I was wondering how GM was getting away with claiming they had all these sales last month even though the economy is a mess and GM doesn't make any cars anyone wants to buy other than light trucks and SUV's. Looks like they are up to their old tricks of flooding dealers with stock and calling those units sold.....
ZitatConfused why the various US manufacturing indices have been on a tear in the past few months? Perhaps the fact that GM dealer lots are so full of cars they just couldn't wait for even more deliveries has something to do with it. Which is also why in addition to reporting sales numbers for November that were largely in line with expectations, amounting to 212,060 (even if total Chevy Volts sold YTD of 20.7K were -0.6% less than in the same period in 2012), or 13.7% more than last year (estimated called for 13.% increase), of which a whopping 51,705 was in the form of "channel stuffed" units to be parked on dealer lots.

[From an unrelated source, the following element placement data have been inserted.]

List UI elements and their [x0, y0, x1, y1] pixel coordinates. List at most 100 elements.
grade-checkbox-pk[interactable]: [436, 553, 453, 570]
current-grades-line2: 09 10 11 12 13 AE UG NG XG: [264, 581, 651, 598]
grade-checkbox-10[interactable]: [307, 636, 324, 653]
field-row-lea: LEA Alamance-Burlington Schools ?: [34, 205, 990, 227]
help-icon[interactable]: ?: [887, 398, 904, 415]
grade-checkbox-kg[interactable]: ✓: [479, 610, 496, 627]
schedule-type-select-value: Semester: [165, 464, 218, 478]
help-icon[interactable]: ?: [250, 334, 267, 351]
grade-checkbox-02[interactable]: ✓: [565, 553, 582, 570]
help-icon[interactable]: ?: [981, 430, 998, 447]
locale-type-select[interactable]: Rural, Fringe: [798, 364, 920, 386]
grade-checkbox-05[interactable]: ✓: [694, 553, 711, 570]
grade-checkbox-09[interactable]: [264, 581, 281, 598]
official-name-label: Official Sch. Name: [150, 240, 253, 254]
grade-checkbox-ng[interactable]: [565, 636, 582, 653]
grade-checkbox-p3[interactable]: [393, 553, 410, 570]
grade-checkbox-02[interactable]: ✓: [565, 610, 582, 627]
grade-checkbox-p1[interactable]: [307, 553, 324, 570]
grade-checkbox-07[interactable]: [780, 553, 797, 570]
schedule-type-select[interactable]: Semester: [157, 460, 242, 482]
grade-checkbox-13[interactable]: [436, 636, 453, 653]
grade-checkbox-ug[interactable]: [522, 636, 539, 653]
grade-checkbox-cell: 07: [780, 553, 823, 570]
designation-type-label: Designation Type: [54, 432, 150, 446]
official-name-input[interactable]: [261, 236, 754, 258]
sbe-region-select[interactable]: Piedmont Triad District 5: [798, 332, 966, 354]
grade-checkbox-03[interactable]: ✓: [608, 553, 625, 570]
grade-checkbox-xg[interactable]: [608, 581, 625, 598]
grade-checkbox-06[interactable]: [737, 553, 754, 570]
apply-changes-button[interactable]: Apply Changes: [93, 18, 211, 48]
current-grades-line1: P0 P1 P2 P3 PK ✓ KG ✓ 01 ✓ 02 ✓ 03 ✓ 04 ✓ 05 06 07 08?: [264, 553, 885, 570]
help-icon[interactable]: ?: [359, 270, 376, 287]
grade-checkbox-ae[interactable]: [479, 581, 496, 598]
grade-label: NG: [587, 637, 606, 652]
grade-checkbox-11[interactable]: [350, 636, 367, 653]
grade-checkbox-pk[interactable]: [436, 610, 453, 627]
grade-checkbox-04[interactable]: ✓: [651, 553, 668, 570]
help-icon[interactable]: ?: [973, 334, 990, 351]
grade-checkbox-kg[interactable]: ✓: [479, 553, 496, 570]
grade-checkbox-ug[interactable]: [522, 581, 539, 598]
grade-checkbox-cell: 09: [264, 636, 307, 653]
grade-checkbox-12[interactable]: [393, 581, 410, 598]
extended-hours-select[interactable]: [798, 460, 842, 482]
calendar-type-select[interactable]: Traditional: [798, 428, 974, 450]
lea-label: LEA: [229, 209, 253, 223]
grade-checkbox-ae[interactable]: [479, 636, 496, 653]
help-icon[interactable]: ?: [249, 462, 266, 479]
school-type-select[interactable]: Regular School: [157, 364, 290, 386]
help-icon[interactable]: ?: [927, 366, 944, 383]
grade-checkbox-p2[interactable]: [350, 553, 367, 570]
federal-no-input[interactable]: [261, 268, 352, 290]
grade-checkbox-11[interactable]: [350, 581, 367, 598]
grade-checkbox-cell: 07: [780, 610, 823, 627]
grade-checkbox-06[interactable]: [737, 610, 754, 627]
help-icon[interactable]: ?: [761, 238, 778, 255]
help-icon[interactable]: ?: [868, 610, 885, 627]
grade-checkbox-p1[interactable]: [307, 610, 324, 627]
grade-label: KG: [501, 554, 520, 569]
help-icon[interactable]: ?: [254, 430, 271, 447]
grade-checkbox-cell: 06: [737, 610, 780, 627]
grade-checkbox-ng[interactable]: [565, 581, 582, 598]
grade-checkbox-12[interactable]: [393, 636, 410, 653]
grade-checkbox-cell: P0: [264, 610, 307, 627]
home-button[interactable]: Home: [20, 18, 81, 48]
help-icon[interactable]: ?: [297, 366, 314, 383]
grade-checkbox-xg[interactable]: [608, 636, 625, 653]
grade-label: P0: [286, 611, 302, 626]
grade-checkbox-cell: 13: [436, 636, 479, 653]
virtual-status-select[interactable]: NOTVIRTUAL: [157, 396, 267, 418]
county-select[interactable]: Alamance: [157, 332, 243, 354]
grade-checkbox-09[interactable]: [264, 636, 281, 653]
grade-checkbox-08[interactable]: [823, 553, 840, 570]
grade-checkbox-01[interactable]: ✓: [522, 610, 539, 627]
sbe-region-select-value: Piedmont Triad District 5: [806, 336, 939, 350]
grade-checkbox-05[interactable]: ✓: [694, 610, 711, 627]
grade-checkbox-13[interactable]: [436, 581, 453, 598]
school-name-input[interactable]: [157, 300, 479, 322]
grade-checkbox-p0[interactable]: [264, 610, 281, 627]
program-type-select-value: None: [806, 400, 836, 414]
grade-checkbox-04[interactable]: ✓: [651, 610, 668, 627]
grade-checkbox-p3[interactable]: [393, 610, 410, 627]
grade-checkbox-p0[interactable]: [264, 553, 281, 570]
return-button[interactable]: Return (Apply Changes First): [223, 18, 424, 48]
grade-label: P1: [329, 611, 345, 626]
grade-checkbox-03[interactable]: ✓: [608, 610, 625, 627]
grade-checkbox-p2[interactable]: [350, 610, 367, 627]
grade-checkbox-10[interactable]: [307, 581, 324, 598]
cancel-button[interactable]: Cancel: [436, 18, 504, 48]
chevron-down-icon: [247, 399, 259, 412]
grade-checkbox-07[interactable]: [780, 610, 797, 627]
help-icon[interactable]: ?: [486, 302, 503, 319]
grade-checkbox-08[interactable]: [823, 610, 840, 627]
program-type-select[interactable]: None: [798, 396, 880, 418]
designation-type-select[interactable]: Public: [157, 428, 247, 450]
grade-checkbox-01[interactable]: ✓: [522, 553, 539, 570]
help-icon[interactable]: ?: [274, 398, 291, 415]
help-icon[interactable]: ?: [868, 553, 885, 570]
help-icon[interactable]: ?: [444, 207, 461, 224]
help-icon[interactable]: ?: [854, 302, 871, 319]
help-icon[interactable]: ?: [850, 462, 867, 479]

In fact, as the chart below shows, in the past three months, GM channel stuffing has exploded and soared by 150K units (the most ever for a 3 month period) from 628.6K to 779.5K. This represents the second highest amount of channel stuffing and is lower only compared to the 788.2K units "stuffed" exactly one year ago.
ZitatAnd while the topic of channel stuffing is not new here, as we have been covering it closely for the past three years, it is of note that even "serious" media such as Bloomberg pointed out yesterday that across the entire US car industry, and not just GM, channel stuffing is now the highest it has been since 2005. Surely all this pent up demand is there for a reason: after all, as in every centrally-planned economy, if you build it they will surely come...
Add to this that the Regime is allowing GM to pay off the bailout loan at a $10 Billion loss to taxpayers and that dealers are being pushed to do subprime loans to move units and this whole story that GM is healthy is a total lie.